According to the hydraulic system of the present invention described above, when the cylinder is operating at a normal stroke, the main pressure chamber and the back pressure chamber are not communicated, and the cylinder rises. At the time of an abnormal stroke in which the distance between the piston and the cover protrusion becomes zero and a tensile load is applied to the cover protrusion, the main pressure chamber and the back pressure chamber are connected and the oil supplied to the main pressure chamber is guided to the back pressure chamber. A bypass circuit configured as shown in FIG. Since it is equipped with a relief valve that drains the main pressure chamber supply oil, even in the event of an erroneous operation, the main pressure will flow into the oil return line through the bypass circuit and be drained, so there will be no heavy load on the cover. Since no pressure is applied, the cover, bolts, etc. will not be deformed or damaged.
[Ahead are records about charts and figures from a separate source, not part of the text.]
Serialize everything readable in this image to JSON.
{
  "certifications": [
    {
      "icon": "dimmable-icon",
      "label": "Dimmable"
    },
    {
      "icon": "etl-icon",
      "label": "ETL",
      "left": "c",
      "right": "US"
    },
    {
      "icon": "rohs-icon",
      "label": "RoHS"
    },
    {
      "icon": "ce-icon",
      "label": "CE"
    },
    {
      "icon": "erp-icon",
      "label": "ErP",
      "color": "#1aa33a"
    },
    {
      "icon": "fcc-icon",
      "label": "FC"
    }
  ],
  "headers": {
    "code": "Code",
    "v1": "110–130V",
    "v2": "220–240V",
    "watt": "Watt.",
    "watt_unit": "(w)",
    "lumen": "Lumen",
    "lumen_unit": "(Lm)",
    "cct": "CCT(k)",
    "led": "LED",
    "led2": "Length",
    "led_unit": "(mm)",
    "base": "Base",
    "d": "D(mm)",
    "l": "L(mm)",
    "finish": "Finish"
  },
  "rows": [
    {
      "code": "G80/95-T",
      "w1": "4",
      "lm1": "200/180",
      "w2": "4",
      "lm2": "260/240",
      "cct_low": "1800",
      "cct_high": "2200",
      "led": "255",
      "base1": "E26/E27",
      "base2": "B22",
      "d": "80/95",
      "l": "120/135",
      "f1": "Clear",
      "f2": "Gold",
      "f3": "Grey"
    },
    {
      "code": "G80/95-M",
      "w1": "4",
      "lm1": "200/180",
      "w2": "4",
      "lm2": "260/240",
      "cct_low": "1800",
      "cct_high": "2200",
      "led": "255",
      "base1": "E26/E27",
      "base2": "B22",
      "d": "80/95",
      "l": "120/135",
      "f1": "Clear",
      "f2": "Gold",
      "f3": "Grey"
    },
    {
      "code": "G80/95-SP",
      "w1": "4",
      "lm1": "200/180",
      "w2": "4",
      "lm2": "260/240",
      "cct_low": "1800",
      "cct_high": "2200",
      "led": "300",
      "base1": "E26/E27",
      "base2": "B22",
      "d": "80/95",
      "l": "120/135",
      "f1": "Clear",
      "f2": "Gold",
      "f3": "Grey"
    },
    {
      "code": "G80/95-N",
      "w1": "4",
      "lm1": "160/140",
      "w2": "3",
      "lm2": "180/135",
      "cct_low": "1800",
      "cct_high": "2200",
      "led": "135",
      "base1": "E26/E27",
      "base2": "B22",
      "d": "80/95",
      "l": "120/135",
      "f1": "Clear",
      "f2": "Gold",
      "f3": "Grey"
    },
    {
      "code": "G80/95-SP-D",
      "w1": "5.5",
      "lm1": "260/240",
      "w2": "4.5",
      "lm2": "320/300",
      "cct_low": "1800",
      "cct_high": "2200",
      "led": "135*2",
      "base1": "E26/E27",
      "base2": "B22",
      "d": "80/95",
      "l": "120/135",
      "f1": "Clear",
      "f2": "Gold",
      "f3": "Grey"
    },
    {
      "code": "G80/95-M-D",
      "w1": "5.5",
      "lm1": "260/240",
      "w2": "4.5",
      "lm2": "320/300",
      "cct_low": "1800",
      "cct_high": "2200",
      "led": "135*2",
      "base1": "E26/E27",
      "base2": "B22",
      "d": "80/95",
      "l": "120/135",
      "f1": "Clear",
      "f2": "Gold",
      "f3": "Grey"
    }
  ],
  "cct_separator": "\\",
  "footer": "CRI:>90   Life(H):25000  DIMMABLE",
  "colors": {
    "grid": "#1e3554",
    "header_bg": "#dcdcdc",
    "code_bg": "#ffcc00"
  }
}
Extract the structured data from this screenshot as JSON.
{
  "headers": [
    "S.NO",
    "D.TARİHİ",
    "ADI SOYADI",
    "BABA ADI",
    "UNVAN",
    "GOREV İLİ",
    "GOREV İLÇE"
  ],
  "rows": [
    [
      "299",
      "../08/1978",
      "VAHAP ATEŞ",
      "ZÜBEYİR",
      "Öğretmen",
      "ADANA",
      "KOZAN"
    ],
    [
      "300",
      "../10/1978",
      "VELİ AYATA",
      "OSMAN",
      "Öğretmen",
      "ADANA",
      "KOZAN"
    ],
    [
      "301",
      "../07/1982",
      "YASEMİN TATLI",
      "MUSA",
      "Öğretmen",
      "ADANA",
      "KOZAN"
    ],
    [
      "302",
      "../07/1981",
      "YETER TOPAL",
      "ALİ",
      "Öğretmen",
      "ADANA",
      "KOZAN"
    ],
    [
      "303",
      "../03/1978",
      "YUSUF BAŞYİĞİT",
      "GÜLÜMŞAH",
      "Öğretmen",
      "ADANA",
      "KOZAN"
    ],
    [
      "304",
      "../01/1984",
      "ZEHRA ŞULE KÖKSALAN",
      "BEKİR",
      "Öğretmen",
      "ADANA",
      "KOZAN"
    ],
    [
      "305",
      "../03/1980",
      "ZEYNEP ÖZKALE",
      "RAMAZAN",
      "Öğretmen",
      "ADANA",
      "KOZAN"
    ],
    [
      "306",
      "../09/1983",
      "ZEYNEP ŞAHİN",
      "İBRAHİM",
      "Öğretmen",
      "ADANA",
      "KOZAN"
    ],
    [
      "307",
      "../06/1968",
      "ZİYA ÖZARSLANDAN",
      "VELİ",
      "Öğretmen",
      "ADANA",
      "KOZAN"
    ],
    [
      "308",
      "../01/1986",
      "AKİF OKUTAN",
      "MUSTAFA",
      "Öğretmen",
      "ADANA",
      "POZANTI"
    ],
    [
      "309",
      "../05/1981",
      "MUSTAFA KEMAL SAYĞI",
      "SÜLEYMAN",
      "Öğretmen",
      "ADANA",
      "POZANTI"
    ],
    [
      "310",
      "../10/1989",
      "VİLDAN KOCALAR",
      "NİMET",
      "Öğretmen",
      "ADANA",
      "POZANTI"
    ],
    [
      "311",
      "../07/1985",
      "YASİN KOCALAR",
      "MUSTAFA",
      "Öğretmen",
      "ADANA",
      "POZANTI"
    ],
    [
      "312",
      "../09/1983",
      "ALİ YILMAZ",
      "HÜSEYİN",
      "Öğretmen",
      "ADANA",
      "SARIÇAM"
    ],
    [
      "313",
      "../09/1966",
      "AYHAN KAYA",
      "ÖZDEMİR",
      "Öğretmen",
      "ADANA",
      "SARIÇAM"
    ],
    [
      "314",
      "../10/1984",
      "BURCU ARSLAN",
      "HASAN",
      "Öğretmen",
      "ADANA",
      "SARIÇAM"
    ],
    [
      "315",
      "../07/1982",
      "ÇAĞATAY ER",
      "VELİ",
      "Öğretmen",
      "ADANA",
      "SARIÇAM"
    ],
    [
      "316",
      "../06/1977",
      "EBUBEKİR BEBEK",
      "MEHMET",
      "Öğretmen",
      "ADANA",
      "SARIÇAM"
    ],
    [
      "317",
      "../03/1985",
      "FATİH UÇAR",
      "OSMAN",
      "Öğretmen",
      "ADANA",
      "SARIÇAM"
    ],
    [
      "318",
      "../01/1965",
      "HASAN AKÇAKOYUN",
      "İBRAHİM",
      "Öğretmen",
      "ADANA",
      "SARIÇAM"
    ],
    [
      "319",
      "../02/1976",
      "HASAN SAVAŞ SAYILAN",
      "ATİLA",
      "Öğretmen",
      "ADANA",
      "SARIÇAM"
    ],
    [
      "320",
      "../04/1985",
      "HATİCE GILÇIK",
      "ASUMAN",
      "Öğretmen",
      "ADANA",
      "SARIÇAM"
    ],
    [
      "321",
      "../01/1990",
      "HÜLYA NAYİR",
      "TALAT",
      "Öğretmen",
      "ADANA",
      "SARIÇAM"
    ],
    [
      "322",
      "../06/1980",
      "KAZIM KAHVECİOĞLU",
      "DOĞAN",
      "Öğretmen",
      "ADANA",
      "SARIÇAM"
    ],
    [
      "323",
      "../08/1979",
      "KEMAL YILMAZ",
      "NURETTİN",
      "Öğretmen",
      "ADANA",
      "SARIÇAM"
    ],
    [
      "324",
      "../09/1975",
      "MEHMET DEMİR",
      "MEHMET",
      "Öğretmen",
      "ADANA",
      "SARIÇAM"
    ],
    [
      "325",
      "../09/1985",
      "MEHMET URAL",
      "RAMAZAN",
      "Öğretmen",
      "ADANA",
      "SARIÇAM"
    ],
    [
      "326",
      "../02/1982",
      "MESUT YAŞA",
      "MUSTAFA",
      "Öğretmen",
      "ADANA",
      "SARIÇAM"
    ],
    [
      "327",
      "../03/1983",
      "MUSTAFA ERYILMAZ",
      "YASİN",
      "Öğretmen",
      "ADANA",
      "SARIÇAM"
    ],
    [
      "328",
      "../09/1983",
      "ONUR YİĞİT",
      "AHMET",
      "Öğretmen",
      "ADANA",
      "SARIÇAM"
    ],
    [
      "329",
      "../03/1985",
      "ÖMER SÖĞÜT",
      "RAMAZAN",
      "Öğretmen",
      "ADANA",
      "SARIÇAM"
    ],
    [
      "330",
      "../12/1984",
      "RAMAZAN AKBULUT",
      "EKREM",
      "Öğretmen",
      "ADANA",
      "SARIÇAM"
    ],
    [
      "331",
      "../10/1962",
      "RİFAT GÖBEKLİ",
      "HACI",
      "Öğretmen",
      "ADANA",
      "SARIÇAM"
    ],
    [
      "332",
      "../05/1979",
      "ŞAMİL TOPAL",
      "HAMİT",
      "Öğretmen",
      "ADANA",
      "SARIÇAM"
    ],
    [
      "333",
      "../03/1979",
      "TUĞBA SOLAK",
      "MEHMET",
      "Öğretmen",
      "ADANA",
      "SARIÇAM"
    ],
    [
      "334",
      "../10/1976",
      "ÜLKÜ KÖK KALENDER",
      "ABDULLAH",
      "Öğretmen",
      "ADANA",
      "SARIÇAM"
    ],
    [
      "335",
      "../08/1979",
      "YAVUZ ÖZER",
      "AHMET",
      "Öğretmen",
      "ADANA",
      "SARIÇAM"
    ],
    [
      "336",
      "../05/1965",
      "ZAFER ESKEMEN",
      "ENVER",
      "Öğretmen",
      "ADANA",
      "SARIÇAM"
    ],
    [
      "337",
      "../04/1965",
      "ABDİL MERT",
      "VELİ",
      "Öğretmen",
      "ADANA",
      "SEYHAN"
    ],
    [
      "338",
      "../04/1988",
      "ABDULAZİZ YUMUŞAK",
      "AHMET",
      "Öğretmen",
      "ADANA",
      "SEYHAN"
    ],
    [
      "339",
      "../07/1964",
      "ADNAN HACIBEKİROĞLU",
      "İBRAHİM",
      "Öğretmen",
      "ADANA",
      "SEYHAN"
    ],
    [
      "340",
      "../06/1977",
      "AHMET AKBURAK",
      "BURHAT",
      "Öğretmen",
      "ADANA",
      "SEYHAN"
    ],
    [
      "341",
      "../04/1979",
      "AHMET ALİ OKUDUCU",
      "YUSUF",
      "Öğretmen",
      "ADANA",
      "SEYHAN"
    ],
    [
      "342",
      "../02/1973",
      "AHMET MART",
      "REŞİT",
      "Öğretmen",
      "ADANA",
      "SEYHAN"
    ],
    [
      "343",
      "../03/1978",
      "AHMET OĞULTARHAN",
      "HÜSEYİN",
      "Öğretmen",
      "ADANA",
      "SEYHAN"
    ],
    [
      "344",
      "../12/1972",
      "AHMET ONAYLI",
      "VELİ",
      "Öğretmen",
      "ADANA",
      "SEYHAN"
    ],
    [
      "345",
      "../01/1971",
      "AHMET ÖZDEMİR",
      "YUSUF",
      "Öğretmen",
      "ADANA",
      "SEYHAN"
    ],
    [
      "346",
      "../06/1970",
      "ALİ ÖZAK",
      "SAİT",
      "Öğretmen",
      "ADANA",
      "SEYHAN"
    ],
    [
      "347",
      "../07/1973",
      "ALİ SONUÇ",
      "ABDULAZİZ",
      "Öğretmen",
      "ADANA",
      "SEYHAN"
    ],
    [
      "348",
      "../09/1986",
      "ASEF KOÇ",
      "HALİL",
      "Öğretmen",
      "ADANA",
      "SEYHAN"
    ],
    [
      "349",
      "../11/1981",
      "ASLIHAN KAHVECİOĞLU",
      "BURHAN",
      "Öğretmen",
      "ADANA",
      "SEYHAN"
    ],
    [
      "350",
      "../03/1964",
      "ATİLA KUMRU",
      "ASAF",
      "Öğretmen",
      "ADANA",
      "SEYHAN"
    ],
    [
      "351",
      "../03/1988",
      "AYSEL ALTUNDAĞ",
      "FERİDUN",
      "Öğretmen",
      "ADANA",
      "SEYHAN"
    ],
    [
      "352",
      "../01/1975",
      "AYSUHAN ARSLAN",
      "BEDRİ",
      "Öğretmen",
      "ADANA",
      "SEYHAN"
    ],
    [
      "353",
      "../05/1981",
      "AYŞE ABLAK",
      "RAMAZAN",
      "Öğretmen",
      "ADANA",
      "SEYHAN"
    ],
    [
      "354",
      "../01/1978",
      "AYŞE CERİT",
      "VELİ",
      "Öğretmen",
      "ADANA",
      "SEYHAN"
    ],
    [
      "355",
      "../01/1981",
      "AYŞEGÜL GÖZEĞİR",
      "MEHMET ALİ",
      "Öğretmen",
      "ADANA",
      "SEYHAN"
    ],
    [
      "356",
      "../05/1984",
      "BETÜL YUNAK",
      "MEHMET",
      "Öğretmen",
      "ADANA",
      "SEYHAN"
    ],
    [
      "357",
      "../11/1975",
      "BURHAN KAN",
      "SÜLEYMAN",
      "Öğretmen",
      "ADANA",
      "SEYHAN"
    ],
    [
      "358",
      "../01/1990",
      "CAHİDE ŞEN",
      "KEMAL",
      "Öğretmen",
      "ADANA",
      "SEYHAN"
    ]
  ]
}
[Brief explanation of drawings]

Figure 1 is a schematic diagram of a rolling mill equipped with a hydraulic cylinder, Figure 2 is a system diagram showing the configuration of a conventional hydraulic cylinder, Figure 3 is a system diagram showing the configuration of the hydraulic cylinder of the present invention, and Figure 4 is a system diagram showing the configuration of the hydraulic cylinder of the present invention. FIG. 3 is a cross-sectional view showing the operating state of the present invention. DESCRIPTION OF SYMBOLS 1...Rolling mill housing, 2...Work roll bearing box, 3...Reinforcement roll bearing box, 4...Work roll, 5...Reinforcement roll, 6...Hydraulic system, 7...
Cylinder, 8... Piston, 9... Cover, 1
0... Bolt, 11... Packing, 12... Packing, 13... Position measuring device, 14... Servo valve, 15... Pressure reducing valve, 16... Relief valve, 17
...Bypass circuit, 18...Main pressure chamber, 19...Back pressure chamber.

Claims (1)

[Scope of utility model registration request] The cover includes a cylinder, a piston housed in the cylinder, and a cover provided at an end of the cylinder and having a protrusion that protrudes inside the cylinder to regulate the stroke of the cylinder. A hydraulic device, wherein a main pressure chamber is formed between the bottom of the cylinder, a back pressure chamber between the end of the cylinder, the piston, and a protrusion of the cover, and the main pressure chamber and the back pressure chamber are sealed by a packing. When the cylinder is operating at a normal stroke, the main pressure chamber and the back pressure chamber are not communicated with each other, and the cylinder rises to increase the distance between the piston and the cover protrusion. a bypass circuit formed to connect the main pressure chamber and the back pressure chamber and guide the main pressure chamber supply oil to the back pressure chamber at the time of an abnormal stroke such that a tensile load is applied to the cover protrusion when the and installed in the back pressure chamber supply oil line,
The main pressure chamber supply oil line is characterized by comprising a relief valve that detects a pressure increase in the back pressure chamber supply oil line at the time of an abnormal stroke, opens an oil drain circuit, and drains the main pressure chamber supply oil led to the back pressure chamber. hydraulic system.